Aetna Considers $10.5B ING, Wellpoint Bid

HARTFORD, Conn. - Aetna Inc. is reviewing a $10.5 billion buyout offer from ING Barings and Wellpoint Health Networks.Aetna shares surged 29% as word that the two suitors had offered $70 a share, spread Wednesday. It acknowledged after a pair of trading halts that it had gotten a letter from Wellpoint and ING on Feb. 24.

Discussions reportedly centered on a deal in which ING would take the financial services unit and Wellpoint the health-care business.

Some shareholders have called for a sale of the beleaguered health-care and financial services giant, but "there are very few organizations that could take all the parts of Aetna," said an equity analyst who declined to be named.

He questioned why Aetna would resort to breaking up the company after Friday's leadership change. The company named Donaldson Lufkin & Jenrette co-founder William Donaldson to succeed chairman Richard Huber.

Wellpoint and ING declined to comment. Aetna's stock price vaulted $11.875, to $53.

- Niamh Ring

Diebold Terminal Would 'Recognize' Users

HANNOVER, Germany - Diebold Inc., the Canton, Ohio-based automated teller machine manufacturer, on Wednesday introduced a terminal design that would use the Internet and biotechnology to identify customers as they approach the machines.Diebold demonstrated the concept, which would eliminate the need for a bank card or personal identification number, at Cebit 2000, an information technology trade fair in Hannover. The company wanted to gauge consumer interest and has not yet introduced a product.

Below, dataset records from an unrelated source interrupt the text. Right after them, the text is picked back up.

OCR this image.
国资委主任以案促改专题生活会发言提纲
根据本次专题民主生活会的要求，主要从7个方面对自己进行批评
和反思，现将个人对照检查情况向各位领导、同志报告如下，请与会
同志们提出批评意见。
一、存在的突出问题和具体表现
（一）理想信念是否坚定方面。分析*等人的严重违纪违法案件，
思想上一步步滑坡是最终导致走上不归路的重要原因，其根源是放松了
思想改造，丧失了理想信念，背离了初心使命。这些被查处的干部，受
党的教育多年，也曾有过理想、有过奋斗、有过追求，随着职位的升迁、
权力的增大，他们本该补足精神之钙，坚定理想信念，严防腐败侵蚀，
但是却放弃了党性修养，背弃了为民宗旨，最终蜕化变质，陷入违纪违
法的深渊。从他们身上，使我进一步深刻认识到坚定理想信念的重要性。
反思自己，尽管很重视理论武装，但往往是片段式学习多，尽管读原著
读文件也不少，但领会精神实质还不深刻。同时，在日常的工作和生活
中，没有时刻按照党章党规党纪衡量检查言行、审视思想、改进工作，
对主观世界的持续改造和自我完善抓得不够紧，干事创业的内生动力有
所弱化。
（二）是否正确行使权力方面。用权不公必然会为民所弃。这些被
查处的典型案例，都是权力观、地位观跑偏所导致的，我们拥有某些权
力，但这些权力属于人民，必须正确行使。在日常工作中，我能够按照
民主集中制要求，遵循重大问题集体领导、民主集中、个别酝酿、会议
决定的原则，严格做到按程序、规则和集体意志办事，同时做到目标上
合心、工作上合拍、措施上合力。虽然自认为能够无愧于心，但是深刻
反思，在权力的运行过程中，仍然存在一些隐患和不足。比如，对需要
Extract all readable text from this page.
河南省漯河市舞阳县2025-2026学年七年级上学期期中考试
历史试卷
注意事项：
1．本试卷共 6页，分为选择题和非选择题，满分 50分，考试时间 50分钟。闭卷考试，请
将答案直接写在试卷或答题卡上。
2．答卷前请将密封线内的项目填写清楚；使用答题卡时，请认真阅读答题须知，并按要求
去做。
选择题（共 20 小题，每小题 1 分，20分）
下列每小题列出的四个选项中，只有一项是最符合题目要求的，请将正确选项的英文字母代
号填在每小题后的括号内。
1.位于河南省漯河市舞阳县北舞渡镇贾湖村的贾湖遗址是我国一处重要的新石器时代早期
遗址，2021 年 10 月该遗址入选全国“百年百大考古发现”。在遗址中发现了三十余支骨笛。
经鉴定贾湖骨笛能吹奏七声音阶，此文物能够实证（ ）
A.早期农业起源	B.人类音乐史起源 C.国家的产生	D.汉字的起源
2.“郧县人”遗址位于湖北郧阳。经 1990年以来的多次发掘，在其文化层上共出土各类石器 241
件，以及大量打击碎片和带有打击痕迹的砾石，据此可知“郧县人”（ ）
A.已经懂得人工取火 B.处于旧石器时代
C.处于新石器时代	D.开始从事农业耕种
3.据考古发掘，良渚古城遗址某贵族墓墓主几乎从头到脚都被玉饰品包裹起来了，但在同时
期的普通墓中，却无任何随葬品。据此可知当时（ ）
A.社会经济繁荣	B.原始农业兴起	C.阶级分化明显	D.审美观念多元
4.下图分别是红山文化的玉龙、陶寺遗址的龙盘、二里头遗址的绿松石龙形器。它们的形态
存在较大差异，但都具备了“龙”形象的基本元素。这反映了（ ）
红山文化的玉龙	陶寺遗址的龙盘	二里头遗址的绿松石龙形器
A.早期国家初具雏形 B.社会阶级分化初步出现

Accessing pre-registered data, the terminal, known as Watson, would automatically adjust to the user's needs. For example, for a very tall customer, the interface would rise and the monitor would tilt back for easier viewing. The machine could be designed to dispense cash or to offer information services only.

- Helen Stock

NCR's Sales of ATMS Dipped 5% Last Year

DAYTON, Ohio - NCR Corp. reported Wednesday that it shipped 44,024 automated teller machines worldwide in 1999, a drop of about 5% from 1998, including a 39% drop in the United States.The ATM supplier reported full-function and cash dispenser growth of 13% and 21%, respectively, in Europe. In the Asia-Pacific region, NCR reported a 28% increase in total shipments.

U.S. sales dropped by 39%, to 9,243. Cash dispenser sales dropped 35%, to 6,258.

Sales of Full-function ATMs dropped 44%, to 2,985. In 1998, in contrast, U.S. sales grew 8%. None of the shipment figures include upgrades.

NCR said it has been the leading ATM manufacturer for 13 years. But Diebold Inc., an NCR rival, said Wednesday that it and two merger partners - Groupe Bull and Getronics - shipped 44,475 machines last year. Diebold announced plans to buy the two last month. Diebold's worldwide shipments totaled 35,562.

An NCR spokesman attributed the declines to year-2000 preparations, which caused companies to defer purchasing decisions.

With the off-premises ATM market becoming saturated after a boom in recent years, NCR expects to see the market bottom out this year before recovering by yearend. The maturing industry will go into a "replacement and function upgrade mode" this year, a spokesman said.